Dr. Kerbel is the pioneer of a concept known as ‘metronomic’ chemotherapy (where chemotherapy is given at close regular intervals at low doses with no prolonged drug-free breaks) as an exciting and novel new way to combine chemotherapy with a targeted antiangiogenic drug such as bevacizumab, for the treatment of advanced metastatic disease. He has developed a number of new models of advanced metastatic disease in immune deficient mice involving human tumor cell lines, including breast, ovarian, and hepatocellular carcinoma, as well as malignant melanoma.

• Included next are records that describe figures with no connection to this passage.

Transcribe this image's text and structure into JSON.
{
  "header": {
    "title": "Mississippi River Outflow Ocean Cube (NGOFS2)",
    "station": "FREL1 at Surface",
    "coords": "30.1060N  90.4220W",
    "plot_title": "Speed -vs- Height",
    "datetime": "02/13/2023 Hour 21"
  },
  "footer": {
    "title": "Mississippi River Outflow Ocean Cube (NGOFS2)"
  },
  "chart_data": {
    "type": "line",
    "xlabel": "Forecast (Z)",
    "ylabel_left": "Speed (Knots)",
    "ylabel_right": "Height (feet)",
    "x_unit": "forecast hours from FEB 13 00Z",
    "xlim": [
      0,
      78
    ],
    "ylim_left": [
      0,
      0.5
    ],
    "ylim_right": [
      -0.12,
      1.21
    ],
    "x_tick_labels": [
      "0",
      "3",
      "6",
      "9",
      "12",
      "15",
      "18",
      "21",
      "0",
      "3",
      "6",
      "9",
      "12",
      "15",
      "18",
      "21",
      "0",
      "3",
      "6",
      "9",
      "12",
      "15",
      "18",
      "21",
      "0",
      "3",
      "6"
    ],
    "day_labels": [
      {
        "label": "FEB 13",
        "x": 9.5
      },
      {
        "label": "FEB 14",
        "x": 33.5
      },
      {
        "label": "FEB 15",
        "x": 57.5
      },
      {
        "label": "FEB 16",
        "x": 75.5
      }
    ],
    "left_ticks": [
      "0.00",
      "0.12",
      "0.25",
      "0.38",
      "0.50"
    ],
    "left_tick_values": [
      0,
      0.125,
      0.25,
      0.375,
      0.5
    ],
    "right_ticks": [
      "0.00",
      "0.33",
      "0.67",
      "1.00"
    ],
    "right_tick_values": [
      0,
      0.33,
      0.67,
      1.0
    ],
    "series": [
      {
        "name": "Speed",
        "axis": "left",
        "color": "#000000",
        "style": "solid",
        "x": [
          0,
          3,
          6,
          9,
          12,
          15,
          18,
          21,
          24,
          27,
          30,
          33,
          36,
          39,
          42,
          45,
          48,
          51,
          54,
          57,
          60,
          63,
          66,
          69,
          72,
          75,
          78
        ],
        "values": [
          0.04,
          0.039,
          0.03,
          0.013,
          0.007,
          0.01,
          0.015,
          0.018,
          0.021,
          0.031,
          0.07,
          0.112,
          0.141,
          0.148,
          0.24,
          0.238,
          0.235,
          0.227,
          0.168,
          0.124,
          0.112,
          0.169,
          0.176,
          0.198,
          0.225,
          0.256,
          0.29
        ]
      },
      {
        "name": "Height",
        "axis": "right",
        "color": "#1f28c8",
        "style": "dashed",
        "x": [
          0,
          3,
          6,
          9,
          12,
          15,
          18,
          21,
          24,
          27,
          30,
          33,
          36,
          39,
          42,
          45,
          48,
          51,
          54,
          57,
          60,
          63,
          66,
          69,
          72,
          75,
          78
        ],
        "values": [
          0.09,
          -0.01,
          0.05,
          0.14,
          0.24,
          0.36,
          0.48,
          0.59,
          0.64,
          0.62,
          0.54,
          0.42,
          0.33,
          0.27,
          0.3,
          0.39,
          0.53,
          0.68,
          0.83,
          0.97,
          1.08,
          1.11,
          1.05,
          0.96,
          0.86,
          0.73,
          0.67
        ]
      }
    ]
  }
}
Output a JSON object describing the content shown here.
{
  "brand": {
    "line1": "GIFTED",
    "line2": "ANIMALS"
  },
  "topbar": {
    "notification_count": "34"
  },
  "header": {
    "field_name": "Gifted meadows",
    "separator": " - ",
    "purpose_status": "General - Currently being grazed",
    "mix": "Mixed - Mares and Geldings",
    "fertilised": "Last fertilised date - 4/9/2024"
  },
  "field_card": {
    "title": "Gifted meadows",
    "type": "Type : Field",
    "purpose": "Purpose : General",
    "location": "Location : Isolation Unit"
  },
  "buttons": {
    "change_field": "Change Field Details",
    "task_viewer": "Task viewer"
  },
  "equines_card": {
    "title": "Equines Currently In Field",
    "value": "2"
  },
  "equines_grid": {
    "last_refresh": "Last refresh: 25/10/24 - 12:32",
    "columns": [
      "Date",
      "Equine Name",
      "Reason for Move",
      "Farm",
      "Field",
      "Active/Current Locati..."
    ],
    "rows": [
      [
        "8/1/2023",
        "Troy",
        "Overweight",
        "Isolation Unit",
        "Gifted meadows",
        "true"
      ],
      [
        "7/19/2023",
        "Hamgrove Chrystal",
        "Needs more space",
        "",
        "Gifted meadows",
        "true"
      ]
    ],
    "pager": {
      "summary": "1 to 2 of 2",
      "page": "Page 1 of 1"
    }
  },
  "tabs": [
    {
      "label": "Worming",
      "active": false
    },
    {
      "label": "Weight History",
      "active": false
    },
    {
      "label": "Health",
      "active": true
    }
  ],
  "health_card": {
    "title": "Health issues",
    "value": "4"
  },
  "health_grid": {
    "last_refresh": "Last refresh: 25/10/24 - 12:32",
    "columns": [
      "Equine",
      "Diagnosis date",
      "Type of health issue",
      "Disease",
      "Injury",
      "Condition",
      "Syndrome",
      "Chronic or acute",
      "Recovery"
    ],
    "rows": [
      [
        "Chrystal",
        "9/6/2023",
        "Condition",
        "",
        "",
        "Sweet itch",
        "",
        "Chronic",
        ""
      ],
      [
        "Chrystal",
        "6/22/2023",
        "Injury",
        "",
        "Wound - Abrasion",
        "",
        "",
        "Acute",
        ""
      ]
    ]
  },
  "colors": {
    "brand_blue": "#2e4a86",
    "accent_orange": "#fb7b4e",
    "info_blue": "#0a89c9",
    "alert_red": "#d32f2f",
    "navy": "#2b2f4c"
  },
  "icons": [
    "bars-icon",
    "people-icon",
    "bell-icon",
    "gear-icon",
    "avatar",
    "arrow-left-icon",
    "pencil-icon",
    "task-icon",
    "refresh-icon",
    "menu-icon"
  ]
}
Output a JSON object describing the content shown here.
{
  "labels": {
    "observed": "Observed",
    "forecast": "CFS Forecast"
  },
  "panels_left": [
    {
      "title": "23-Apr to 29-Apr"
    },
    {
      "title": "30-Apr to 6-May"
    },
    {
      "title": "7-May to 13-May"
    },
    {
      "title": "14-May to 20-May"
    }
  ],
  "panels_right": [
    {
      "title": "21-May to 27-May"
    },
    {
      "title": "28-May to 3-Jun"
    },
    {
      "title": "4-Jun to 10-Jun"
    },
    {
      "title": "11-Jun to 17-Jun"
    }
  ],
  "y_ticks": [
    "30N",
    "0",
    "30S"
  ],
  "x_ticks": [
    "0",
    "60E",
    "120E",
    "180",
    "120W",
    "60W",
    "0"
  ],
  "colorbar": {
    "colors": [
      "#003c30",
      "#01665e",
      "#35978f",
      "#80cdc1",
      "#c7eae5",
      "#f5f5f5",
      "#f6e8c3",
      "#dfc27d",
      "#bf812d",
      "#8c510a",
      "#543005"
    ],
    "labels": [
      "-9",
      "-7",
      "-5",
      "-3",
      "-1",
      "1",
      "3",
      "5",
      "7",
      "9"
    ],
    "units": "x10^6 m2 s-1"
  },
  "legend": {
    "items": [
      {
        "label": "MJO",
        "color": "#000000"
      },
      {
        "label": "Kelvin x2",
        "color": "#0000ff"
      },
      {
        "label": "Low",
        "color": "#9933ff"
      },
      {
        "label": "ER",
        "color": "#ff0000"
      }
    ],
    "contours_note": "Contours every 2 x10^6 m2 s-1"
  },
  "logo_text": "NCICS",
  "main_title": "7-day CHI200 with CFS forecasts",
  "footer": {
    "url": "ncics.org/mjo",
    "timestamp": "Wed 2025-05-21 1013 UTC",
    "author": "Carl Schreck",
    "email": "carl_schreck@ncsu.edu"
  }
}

These studies have evolved in a new research initiative, namely, the development of models of spontaneous brain metastases and their use to study the biology and treatment of such lesions. Dr. Kerbel’s group is also at the forefront of studying circulating cellular and molecular surrogate biomarkers in peripheral blood for anti angiogenic drugs and/or metronomic low-dose chemotherapy which can help determine the optimal biologic dose to be used for such drugs/treatments.

Dr. Kerbel lists over 350 research papers during his career and has supervised almost 100 graduate students, postdoctoral fellows, sabbatical visitors since 1975. He is a member of the editorial board of numerous scientific journals and has given over 700 invited lectures during his career.